Linn's eyes traveled back up the mountainside, as it had a dozen times already, following the path the truck tore coming down an impossible grade, following skid marks and tire tracks, small trees knocked off plumb and the occasional rock with paint scraped alongside.

They would discover later that the truck's previous owner burned up the tie rod ends from a bad case of Over Greasing: they were worn to the point of falling apart, and did just that, as father and son navigated a turn on their driveway, well up on the side of the mountain.

The truck whipped hard right and went straight downhill, one tire steering, the other snapped out sideways, ripped free of the rim and dragging: at first it tried to throw the front end to the side, then as the rubber parted company from rolled steel, it simply dragged: the father desperately tried to steer, his foot reflexively hard on the brake, until a rock tore a brake line and half his hydraulic system failed.

Linn was on patrol and caught movement, nailed his own brakes, shot a pale eyed glare through his windshield: he swore as he saw the truck's uncontrolled descent, swore again as he saw the truck was occupied.

He made a fast review of the terrain -- he'd been all over this section on horseback, and several times -- he pulled the front axle into gear, ground up a streambed, clawed up on a little bit of a bench.

For a miracle he was able to hit the Sheriff's repeater on the radio.

He knew the Cavalry would be along, and in short order, or as expeditiously as terrain and distance would permit: he set the switch to light up the repeater in his cruiser, ripped the talkie from its charging cradle, ran for the truck before dust and following cascades of fist-size rocks were done parading after the fugitive vehicle.

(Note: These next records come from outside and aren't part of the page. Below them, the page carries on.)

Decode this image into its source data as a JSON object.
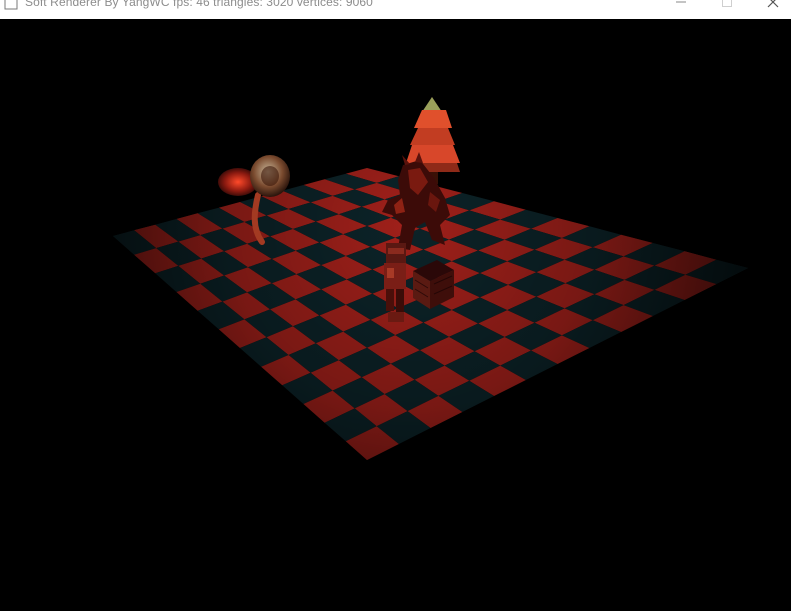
{
  "window": {
    "title": "Soft Renderer By YangWC  fps: 46 triangles: 3020 vertices: 9060",
    "icon": "app-window-icon",
    "controls": [
      "minimize-icon",
      "maximize-icon",
      "close-icon"
    ]
  },
  "scene": {
    "floor": {
      "rows": 12,
      "cols": 12,
      "colors": {
        "lit": "#a0201a",
        "dark": "#0c2328"
      }
    },
    "objects": [
      "tree",
      "creature",
      "character",
      "crate",
      "mushroom"
    ]
  }
}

Neither father nor son were injured, though the father was almost in shock: who wouldn't be, Linn thought, coming down that grade and ramming a rock to stop -- 

Father and son were both seat belted in.

For a miracle, neither had any apparent injury.

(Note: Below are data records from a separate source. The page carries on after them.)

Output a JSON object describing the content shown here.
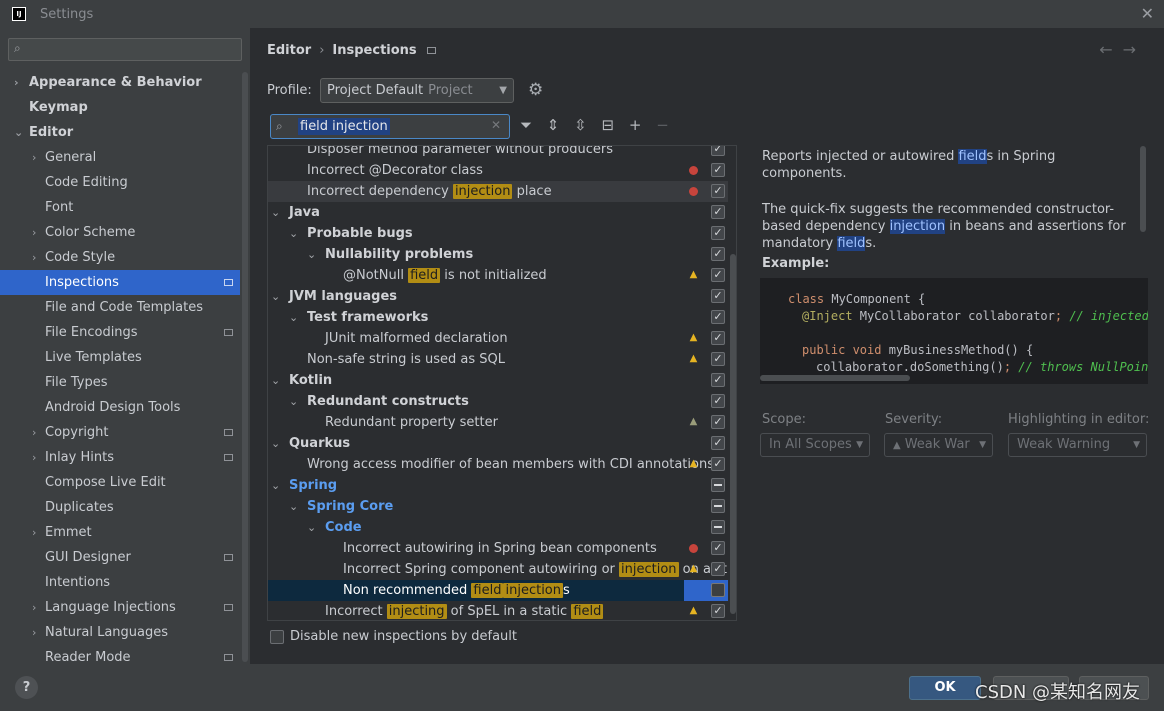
{
  "window": {
    "title": "Settings",
    "logo_text": "IJ"
  },
  "sidebar": {
    "items": [
      {
        "label": "Appearance & Behavior"
      },
      {
        "label": "Keymap"
      },
      {
        "label": "Editor"
      },
      {
        "label": "General"
      },
      {
        "label": "Code Editing"
      },
      {
        "label": "Font"
      },
      {
        "label": "Color Scheme"
      },
      {
        "label": "Code Style"
      },
      {
        "label": "Inspections"
      },
      {
        "label": "File and Code Templates"
      },
      {
        "label": "File Encodings"
      },
      {
        "label": "Live Templates"
      },
      {
        "label": "File Types"
      },
      {
        "label": "Android Design Tools"
      },
      {
        "label": "Copyright"
      },
      {
        "label": "Inlay Hints"
      },
      {
        "label": "Compose Live Edit"
      },
      {
        "label": "Duplicates"
      },
      {
        "label": "Emmet"
      },
      {
        "label": "GUI Designer"
      },
      {
        "label": "Intentions"
      },
      {
        "label": "Language Injections"
      },
      {
        "label": "Natural Languages"
      },
      {
        "label": "Reader Mode"
      }
    ]
  },
  "breadcrumb": {
    "parent": "Editor",
    "current": "Inspections"
  },
  "profile": {
    "label": "Profile:",
    "value": "Project Default",
    "scope": "Project"
  },
  "filter": {
    "value": "field injection"
  },
  "tree": {
    "rows": [
      {
        "pre": "Disposer method parameter without producers"
      },
      {
        "pre": "Incorrect @Decorator class"
      },
      {
        "pre": "Incorrect dependency ",
        "hl": "injection",
        "post": " place"
      },
      {
        "pre": "Java"
      },
      {
        "pre": "Probable bugs"
      },
      {
        "pre": "Nullability problems"
      },
      {
        "pre": "@NotNull ",
        "hl": "field",
        "post": " is not initialized"
      },
      {
        "pre": "JVM languages"
      },
      {
        "pre": "Test frameworks"
      },
      {
        "pre": "JUnit malformed declaration"
      },
      {
        "pre": "Non-safe string is used as SQL"
      },
      {
        "pre": "Kotlin"
      },
      {
        "pre": "Redundant constructs"
      },
      {
        "pre": "Redundant property setter"
      },
      {
        "pre": "Quarkus"
      },
      {
        "pre": "Wrong access modifier of bean members with CDI annotations"
      },
      {
        "pre": "Spring"
      },
      {
        "pre": "Spring Core"
      },
      {
        "pre": "Code"
      },
      {
        "pre": "Incorrect autowiring in Spring bean components"
      },
      {
        "pre": "Incorrect Spring component autowiring or ",
        "hl": "injection",
        "post": " on a st"
      },
      {
        "pre": "Non recommended ",
        "hl": "field",
        "hl2": "injection",
        "post": "s"
      },
      {
        "pre": "Incorrect ",
        "hl": "injecting",
        "mid": " of SpEL in a static ",
        "hl2": "field"
      }
    ],
    "disable_label": "Disable new inspections by default"
  },
  "description": {
    "p1_pre": "Reports injected or autowired ",
    "p1_hl": "field",
    "p1_post": "s in Spring components.",
    "p2_pre": "The quick-fix suggests the recommended constructor-based dependency ",
    "p2_hl": "injection",
    "p2_mid": " in beans and assertions for mandatory ",
    "p2_hl2": "field",
    "p2_post": "s.",
    "example_label": "Example:",
    "code": {
      "l1_kw": "class",
      "l1_rest": " MyComponent {",
      "l2_an": "@Inject",
      "l2_rest": " MyCollaborator collaborator",
      "l2_semi": ";",
      "l2_cm": " // injected f",
      "l3_kw": "public void",
      "l3_rest": " myBusinessMethod() {",
      "l4_rest": "collaborator.doSomething()",
      "l4_semi": ";",
      "l4_cm": " // throws NullPointe"
    }
  },
  "options": {
    "scope_label": "Scope:",
    "scope_value": "In All Scopes",
    "severity_label": "Severity:",
    "severity_value": "Weak War",
    "highlight_label": "Highlighting in editor:",
    "highlight_value": "Weak Warning"
  },
  "buttons": {
    "help": "?",
    "ok": "OK"
  },
  "watermark": "CSDN @某知名网友",
  "colors": {
    "accent": "#2f65ca",
    "highlight": "#b28d14",
    "warning": "#e6b422",
    "error": "#c7443c",
    "spring": "#5b9df0"
  }
}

Linn helped the father out the driver's window -- I probably shouldn't move him, but hell, he seems able, he thought -- the two men came around to the passenger side, carefully ignoring the damage done to the newly purchased, but worse for wear before they got it, vehicle -- the boy was lean and wiry and wiggled out his shattered window without difficulty, into the men's arms.

There was a deadfall just behind the boulder that stopped them.

A deputy, a father and his towheaded boy made their way to the deadfall.

Linn looked at them, indicated the improvised seat:  "Grab some timber," he said, and eased his own carcass down onto the bark covered deadfall.

The only sign that the pale eyed deputy was excited by this finding, was the fact that he'd set his feet wide apart when he set down: an observer might deduce he was braced for whatever would happen next.

The truck was busy steaming out its eternal soul.

It hadn't caught fire yet, and Linn reasoned it wasn't likely to: he did not smell gasoline, so the tank was intact -- thank God for small favors! -- he looked over at his friend, a fellow he'd gone to school with, a man with whom he'd been graduated from Firelands High, someone he'd known for years, who -- like him -- married his high school sweetheart, and was just as happy as if he had good sense.

"Larry," Linn said gently, "do you reckon you're hurt?"

Larry flexed his hands, opened them, looked at them, worked his fingers closed, then open, again.

"My hands are sore," he said. "I think I had a death grip on that wheel."

"The way it was bent," Linn grinned, "I'm not surprised!"

He looked down at the grade school boy beside him.

"How about you, Greg? You hurtin' anywhere?"

The lad looked at the lawman, shook his head.

Linn looked at the steaming wreck; a slight breeze brought him the smell of hot oil, of hot antifreeze.

"What do you think of all that?" Linn asked, looking at the boy, and Greg, like most children his age, answered with absolute honesty.

He looked at his father and declared loudly, "That was fun, Dad! Can we do it again?"

The lead element of the responding rescue team arrived in time to hear two men's loud and hearty laughter, the kind a man hears when two men just dodged a seriously large bullet, and just realized they'd live to tell the tale.